Legislation to tighten company registration requirements to prevent shell companies being set up for criminal purposes in New Zealand will be introduced to the House next month.
The Cabinet Paper outlining the proposed changes was released on 19 September 2011. This Brief Counsel summarises the new regime.
New Zealand’s company registration processes are deliberately low cost and easy to use as part of a desire by successive governments to make New Zealand an attractive destination for foreign investment. But the Government has become concerned at recent evidence that the system is being abused, with potential risk to New Zealand’s international reputation.

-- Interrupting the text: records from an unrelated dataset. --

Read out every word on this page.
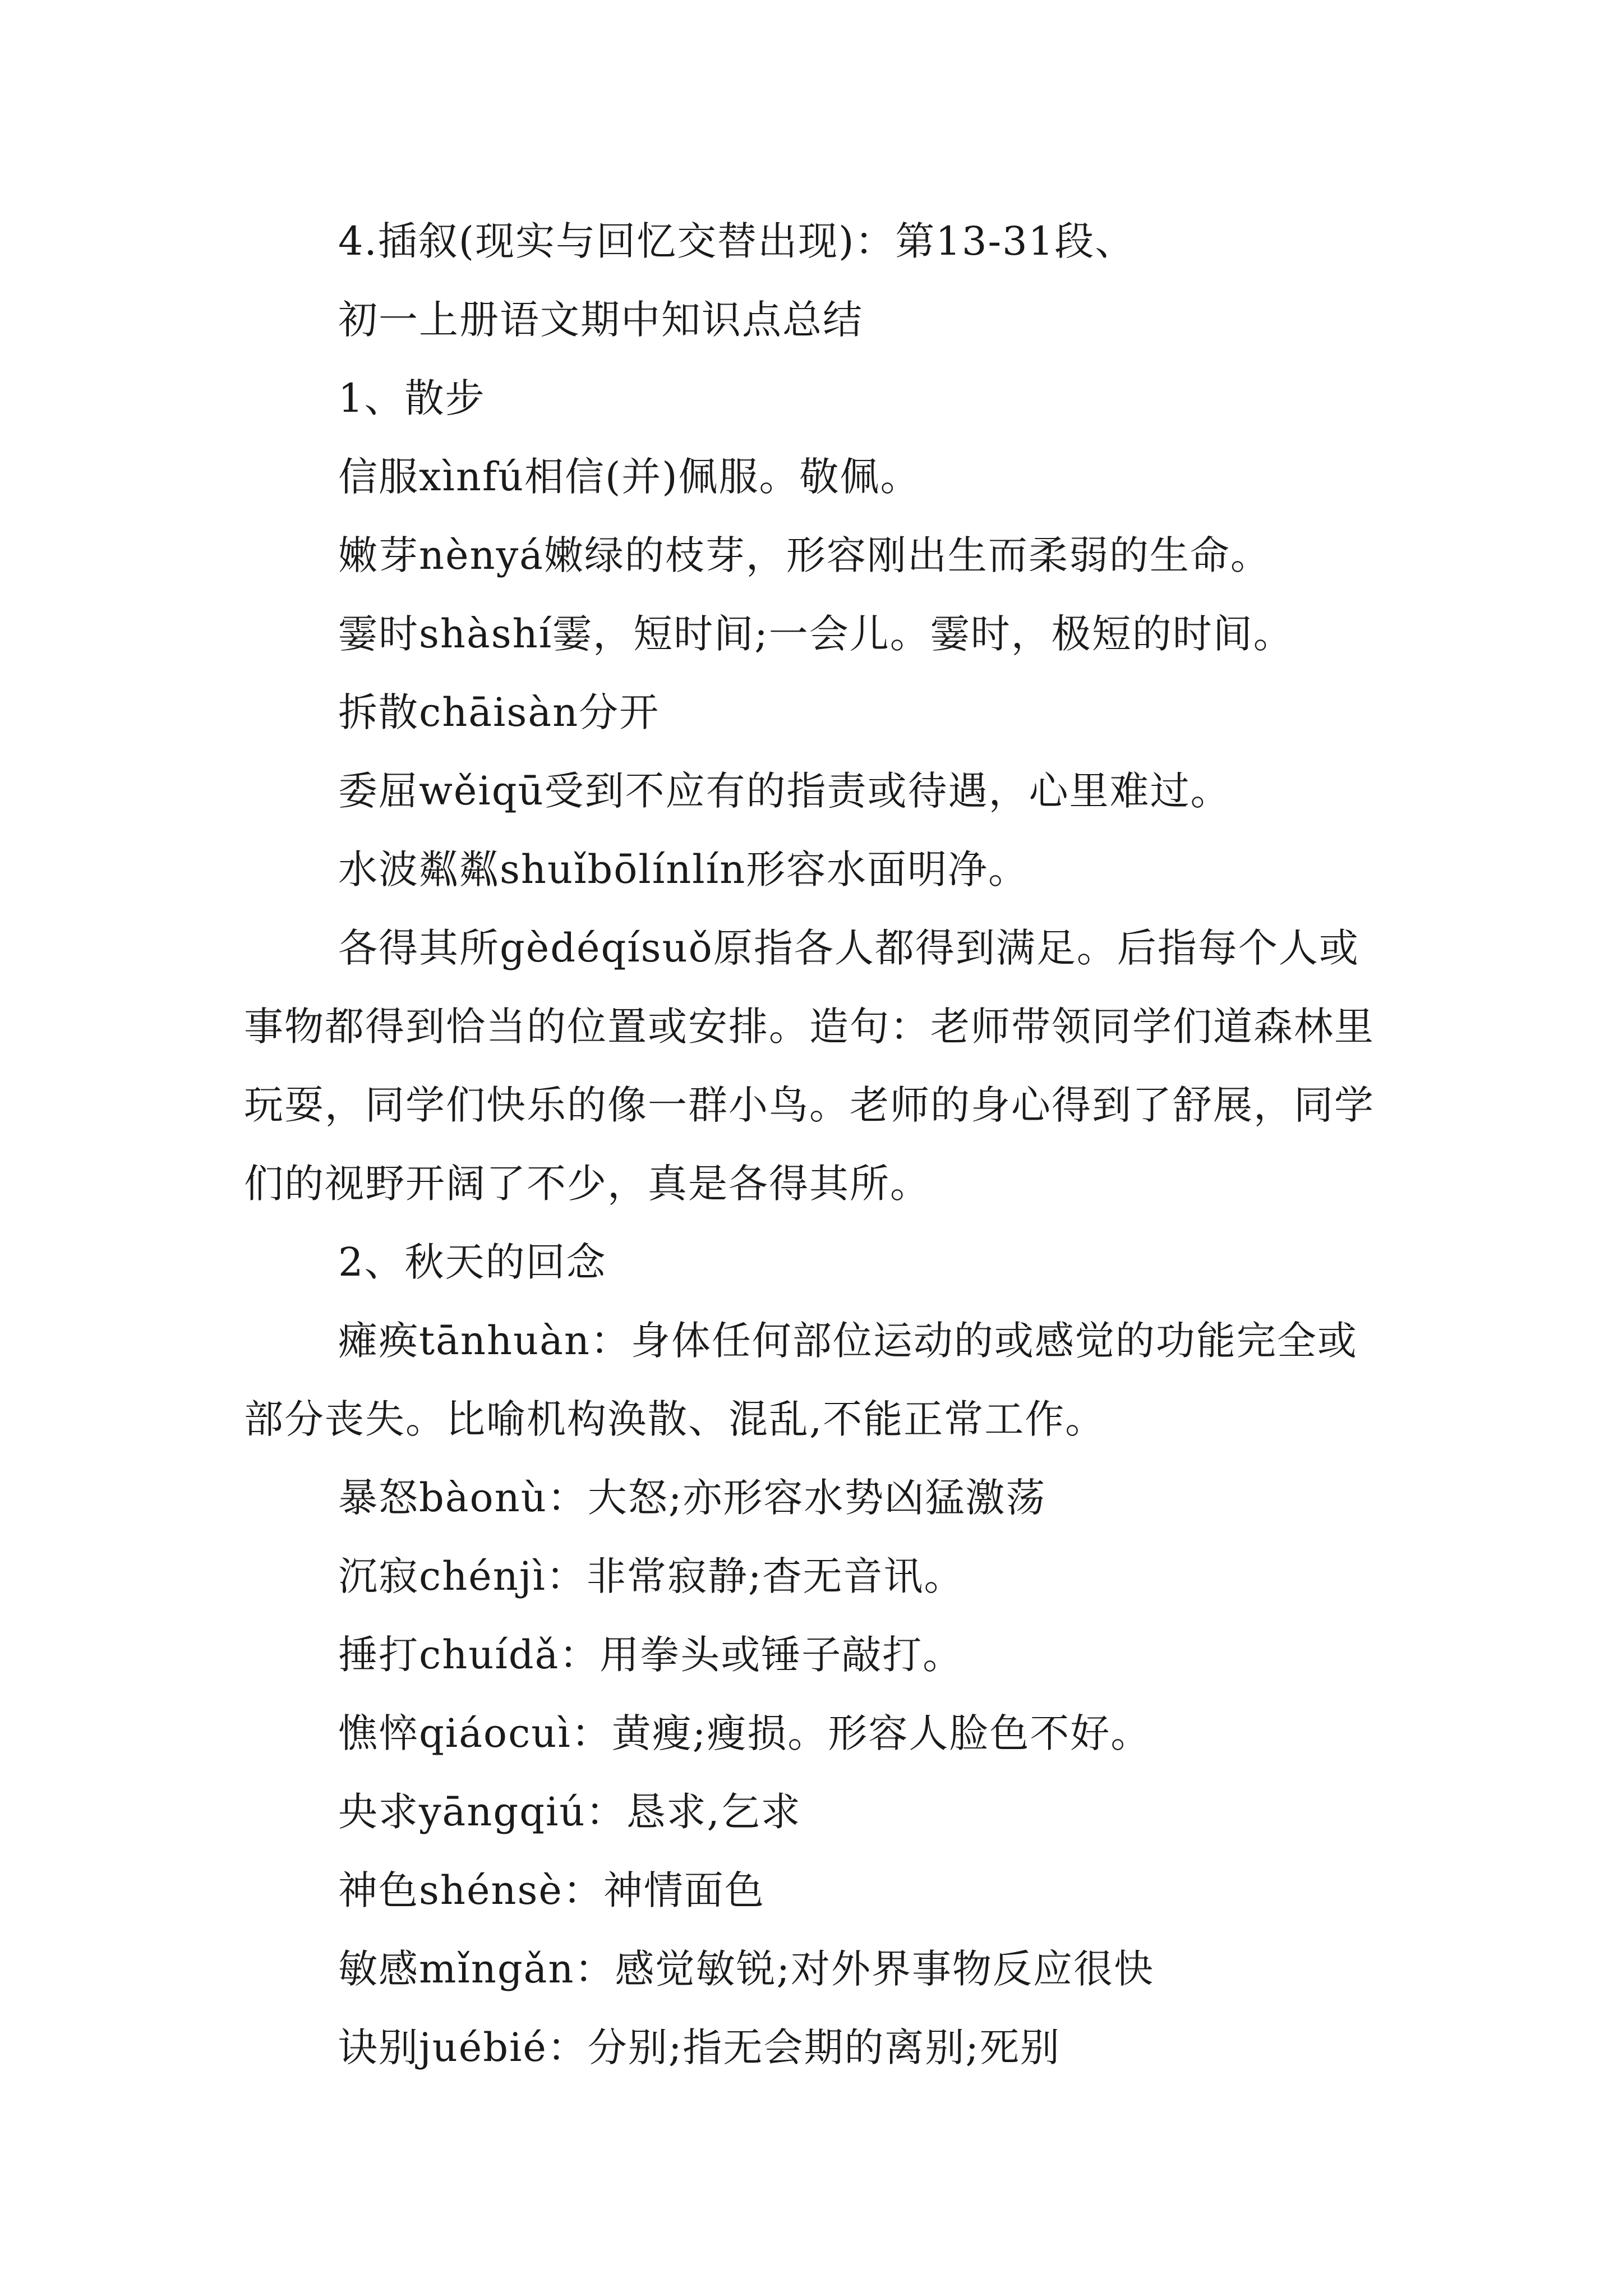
4.插叙(现实与回忆交替出现)：第13-31段、

初一上册语文期中知识点总结

1、散步

信服xìnfú相信(并)佩服。敬佩。

嫩芽nènyá嫩绿的枝芽，形容刚出生而柔弱的生命。

霎时shàshí霎，短时间;一会儿。霎时，极短的时间。

拆散chāisàn分开

委屈wěiqū受到不应有的指责或待遇，心里难过。

水波粼粼shuǐbōlínlín形容水面明净。

各得其所gèdéqísuǒ原指各人都得到满足。后指每个人或事物都得到恰当的位置或安排。造句：老师带领同学们道森林里玩耍，同学们快乐的像一群小鸟。老师的身心得到了舒展，同学们的视野开阔了不少，真是各得其所。

2、秋天的回念

瘫痪tānhuàn：身体任何部位运动的或感觉的功能完全或部分丧失。比喻机构涣散、混乱,不能正常工作。

暴怒bàonù：大怒;亦形容水势凶猛激荡

沉寂chénjì：非常寂静;杳无音讯。

捶打chuídǎ：用拳头或锤子敲打。

憔悴qiáocuì：黄瘦;瘦损。形容人脸色不好。

央求yāngqiú：恳求,乞求

神色shénsè：神情面色

敏感mǐngǎn：感觉敏锐;对外界事物反应很快

诀别juébié：分别;指无会期的离别;死别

The most high profile example is SP Trading Ltd, where a NZ incorporated company controlled from overseas, was involved in chartering a plane used for weapons trafficking in defiance of UN sanctions. But the Cabinet Paper reports that the Reserve Bank also has concerns with respect to around 1000 overseas financial institutions which have been incorporated in New Zealand in the last three years, at least some of which are being used as shell companies to carry on banking activities outside the necessary regulatory controls.
The proposals will require amendment to the Companies Act and fall into four broad groups.
Require companies to have a director or “local agent” who is resident in New Zealand. The requirement to have at least one director resident in the country is reasonably common internationally. A limited exemption is proposed for companies with directors in an approved foreign jurisdiction (e.g. Australia).
The local agent, in lieu of a local director, would be required to accept the service of legal proceedings and to ensure that the company met its disclosure and records maintenance obligations under the Companies Act. As this concept is new to New Zealand law, consideration will be needed to ensure that the obligations on the agent are administrative in nature and not so onerous as to constitute de facto directors’ duties.
Require directors to supply date and place of birth information. This information would not be available for public searching but could be used by the Registrar.
Require all companies to apply for an IRD number as part of the application process. About 80% of companies already do this and a further significant percentage gain an IRD number soon after incorporation.
Enhance the Registrar’s ability to investigate issues arising in regard to registration applications. New powers would include the power to:
- require someone to confirm or correct information on the Companies Register
- “flag” a record on the Companies Office website as being under inquiry regarding the integrity of the information or potential non-compliance with the Act
- remove a company from the Register, or a disqualified or prohibited person who acts as a director in contravention of such disqualification or prohibition, and
- impose banning orders on directors and local agents for persistent non-compliance with the filing and reporting obligations of the Companies and Financial Reporting Acts or for providing inaccurate information to the Registrar.
These provisions would apply also to limited partnerships.
The Government is also considering further measures beyond this initial reform package. These include:
- regulation or prohibition of nominee directors
- recording the beneficial ownership of companies
- moves around open-ended powers of attorney
- identification or verification of the identity of directors and shareholders, for example by way of a unique identifier such as a passport number
- dealing with the issues of shell financial institutions, and
- regulation of company formation agents by including them as reporting entities under the Anti-Money Laundering and Countering Financing of Terrorism Act 2009.